A "release" on Glama is not the same as a GitHub release. To create a Glama release:

  1. Claim the server if you haven't already.
  2. Go to the Dockerfile admin page, configure the build spec, and click Deploy.
  3. Once the build test succeeds, click Make Release, enter a version, and publish.

This process allows Glama to run security checks on your server and enables users to deploy it.

How to add a LICENSE?

Please follow the instructions in the GitHub documentation.

Once GitHub recognizes the license, the system will automatically detect it within a few hours.

If the license does not appear on the server after some time, you can manually trigger a new scan using the MCP server admin interface.

How to sync the server with GitHub?

Servers are automatically synced at least once per day, but you can also sync manually at any time to instantly update the server profile.

To manually sync the server, click the "Sync Server" button in the MCP server admin interface.

How is the quality score calculated?

The overall quality score combines two components: Tool Definition Quality (70%) and Server Coherence (30%).

Tool Definition Quality measures how well each tool describes itself to AI agents. Every tool is scored 1–5 across six dimensions: Purpose Clarity (25%), Usage Guidelines (20%), Behavioral Transparency (20%), Parameter Semantics (15%), Conciseness & Structure (10%), and Contextual Completeness (10%). The server-level definition quality score is calculated as 60% mean TDQS + 40% minimum TDQS, so a single poorly described tool pulls the score down.

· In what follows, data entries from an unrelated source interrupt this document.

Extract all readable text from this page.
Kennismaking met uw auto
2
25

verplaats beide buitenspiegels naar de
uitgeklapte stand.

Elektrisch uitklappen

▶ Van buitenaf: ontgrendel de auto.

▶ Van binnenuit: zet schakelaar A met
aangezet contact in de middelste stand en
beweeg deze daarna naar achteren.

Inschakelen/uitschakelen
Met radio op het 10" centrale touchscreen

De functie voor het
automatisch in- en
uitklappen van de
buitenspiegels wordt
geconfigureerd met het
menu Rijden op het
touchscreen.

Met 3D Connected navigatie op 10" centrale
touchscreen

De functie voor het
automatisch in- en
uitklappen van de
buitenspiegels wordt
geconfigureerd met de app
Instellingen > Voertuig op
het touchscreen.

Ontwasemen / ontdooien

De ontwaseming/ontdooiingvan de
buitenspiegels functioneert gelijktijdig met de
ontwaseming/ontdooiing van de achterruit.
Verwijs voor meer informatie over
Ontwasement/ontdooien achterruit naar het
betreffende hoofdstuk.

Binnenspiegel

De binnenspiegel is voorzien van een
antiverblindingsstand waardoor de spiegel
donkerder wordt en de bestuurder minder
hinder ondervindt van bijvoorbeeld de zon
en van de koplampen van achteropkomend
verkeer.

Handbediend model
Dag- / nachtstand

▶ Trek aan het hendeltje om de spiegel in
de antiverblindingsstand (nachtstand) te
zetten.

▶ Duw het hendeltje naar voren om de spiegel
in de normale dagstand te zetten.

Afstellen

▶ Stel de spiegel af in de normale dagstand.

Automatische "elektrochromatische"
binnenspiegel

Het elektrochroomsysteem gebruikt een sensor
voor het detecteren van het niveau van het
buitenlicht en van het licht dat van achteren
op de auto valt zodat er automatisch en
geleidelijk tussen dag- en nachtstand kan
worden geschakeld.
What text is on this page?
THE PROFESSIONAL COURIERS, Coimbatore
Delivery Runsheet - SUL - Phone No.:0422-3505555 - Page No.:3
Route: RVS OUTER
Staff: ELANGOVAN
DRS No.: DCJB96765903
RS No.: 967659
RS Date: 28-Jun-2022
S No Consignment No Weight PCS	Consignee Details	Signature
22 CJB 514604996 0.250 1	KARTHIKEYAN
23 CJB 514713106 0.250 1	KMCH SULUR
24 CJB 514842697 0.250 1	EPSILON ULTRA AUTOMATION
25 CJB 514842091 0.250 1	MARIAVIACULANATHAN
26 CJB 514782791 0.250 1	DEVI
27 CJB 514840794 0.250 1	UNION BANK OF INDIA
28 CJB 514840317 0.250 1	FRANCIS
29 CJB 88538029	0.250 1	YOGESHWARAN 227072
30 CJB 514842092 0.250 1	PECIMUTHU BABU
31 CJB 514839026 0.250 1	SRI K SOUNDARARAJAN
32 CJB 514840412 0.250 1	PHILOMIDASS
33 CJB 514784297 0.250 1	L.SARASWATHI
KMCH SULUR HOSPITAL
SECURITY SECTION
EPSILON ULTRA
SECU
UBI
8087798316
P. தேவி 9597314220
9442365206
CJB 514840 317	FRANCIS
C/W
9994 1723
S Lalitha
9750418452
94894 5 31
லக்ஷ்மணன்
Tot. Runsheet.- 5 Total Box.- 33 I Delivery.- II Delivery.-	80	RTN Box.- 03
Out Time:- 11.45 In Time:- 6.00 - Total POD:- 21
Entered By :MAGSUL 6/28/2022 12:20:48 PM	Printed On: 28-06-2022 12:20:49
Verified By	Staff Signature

Server Coherence evaluates how well the tools work together as a set, scoring four dimensions equally: Disambiguation (can agents tell tools apart?), Naming Consistency, Tool Count Appropriateness, and Completeness (are there gaps in the tool surface?).

Tiers are derived from the overall score: A (≥3.5), B (≥3.0), C (≥2.0), D (≥1.0), F (<1.0). B and above is considered passing.